Nasze oczy się spotkały, więc machnęłam tylko ręką.

– Nie szkodzi. Wiem, co chcesz powiedzieć. Nie ma się czego wstydzić, przecież prawdę mówisz. – Wsunęłam resztę chleba do ust i zlizałam odrobinę sera z kciuka.

– Można tak nabiał z alkoholem łączyć? – Ewa nagle się ożywiła.

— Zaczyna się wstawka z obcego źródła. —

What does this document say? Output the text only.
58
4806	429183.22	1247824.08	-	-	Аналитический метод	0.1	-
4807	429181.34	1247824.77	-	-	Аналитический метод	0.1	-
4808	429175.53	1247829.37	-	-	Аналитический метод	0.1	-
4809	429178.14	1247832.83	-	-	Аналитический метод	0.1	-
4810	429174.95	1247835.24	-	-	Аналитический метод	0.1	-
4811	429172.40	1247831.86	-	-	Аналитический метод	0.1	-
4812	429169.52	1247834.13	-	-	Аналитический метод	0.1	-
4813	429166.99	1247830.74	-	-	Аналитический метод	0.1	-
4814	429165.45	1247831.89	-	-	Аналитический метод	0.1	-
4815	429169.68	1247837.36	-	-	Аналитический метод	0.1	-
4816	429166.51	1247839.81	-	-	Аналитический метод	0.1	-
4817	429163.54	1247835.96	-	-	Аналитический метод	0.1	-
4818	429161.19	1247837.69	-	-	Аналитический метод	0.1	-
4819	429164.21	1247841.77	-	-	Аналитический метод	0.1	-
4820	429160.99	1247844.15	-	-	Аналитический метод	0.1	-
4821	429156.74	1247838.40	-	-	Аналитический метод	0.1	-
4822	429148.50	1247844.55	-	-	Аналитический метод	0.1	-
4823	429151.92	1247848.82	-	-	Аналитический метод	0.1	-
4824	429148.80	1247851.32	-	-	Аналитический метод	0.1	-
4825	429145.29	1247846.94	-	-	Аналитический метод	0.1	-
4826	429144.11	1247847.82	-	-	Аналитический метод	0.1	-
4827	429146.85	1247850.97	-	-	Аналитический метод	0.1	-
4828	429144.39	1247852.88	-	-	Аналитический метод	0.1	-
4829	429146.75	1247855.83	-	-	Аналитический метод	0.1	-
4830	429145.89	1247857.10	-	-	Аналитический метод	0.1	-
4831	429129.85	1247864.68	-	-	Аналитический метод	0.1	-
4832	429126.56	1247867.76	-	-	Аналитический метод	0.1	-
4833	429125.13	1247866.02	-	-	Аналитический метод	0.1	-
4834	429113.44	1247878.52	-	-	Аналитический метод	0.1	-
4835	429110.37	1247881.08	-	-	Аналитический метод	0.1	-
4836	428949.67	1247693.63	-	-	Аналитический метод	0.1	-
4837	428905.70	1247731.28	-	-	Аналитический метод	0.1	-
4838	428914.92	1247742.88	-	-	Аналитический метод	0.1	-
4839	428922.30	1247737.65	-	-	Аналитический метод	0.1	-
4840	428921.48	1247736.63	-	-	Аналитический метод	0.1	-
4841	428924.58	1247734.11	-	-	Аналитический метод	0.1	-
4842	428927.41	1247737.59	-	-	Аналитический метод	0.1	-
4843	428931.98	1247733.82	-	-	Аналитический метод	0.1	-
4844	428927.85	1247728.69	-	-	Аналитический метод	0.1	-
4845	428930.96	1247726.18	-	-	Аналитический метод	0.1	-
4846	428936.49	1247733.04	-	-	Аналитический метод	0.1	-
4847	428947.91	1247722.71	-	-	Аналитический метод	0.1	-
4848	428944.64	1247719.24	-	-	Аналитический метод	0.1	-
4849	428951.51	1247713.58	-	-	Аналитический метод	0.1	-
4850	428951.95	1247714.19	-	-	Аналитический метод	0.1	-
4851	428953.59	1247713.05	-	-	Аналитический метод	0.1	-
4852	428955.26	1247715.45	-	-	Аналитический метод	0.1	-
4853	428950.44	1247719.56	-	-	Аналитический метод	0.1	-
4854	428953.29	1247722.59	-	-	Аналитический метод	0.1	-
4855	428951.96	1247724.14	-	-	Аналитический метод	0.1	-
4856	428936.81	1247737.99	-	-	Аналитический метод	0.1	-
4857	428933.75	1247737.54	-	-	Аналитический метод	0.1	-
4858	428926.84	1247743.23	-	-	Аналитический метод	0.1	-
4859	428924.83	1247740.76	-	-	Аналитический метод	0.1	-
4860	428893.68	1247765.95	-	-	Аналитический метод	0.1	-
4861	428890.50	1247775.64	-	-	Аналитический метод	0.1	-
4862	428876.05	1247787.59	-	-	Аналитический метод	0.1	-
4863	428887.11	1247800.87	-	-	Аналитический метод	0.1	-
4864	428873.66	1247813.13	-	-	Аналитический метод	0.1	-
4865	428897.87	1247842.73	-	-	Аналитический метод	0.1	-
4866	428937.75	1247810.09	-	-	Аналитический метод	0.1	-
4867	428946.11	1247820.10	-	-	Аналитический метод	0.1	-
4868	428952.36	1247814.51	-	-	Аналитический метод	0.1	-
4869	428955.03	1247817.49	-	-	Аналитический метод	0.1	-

– Nam można. Kto nam zabroni? Bożeny przecież nie ma – parsknęłam pod nosem i podciągnęłam kolana na kanapę. – A właśnie, miałam ci powiedzieć. Wczoraj zadzwonili ze starostwa, że nam nowego listonosza wysyłają. Od poniedziałku ma zacząć. Na samą myśl o przyuczaniu jakiegoś świeżaka krew mnie zalewa. Ci młodzi dzisiaj na niczym się nie znają. Trzeba im wszystko łopatologicznie wykładać. A czy ja mam siły na to, Ewuniu? No za nic nie mam. Samo to, że dwa pudła korespondencji przez ten tydzień się nazbierały, segregować będziemy ze trzy popołudnia. – Wywróciłam oczami. – A jak toto jeszcze okolicy nie zna, to z mapą będzie chyba jeździł. No i nazwiska nie zapamiętałam, bo kiedy Banach dzwonił z informacją, to akurat przyszła Żytomirska, a wiesz, jak ona ma. Jak język rozplącze, to nigdy nie kończy.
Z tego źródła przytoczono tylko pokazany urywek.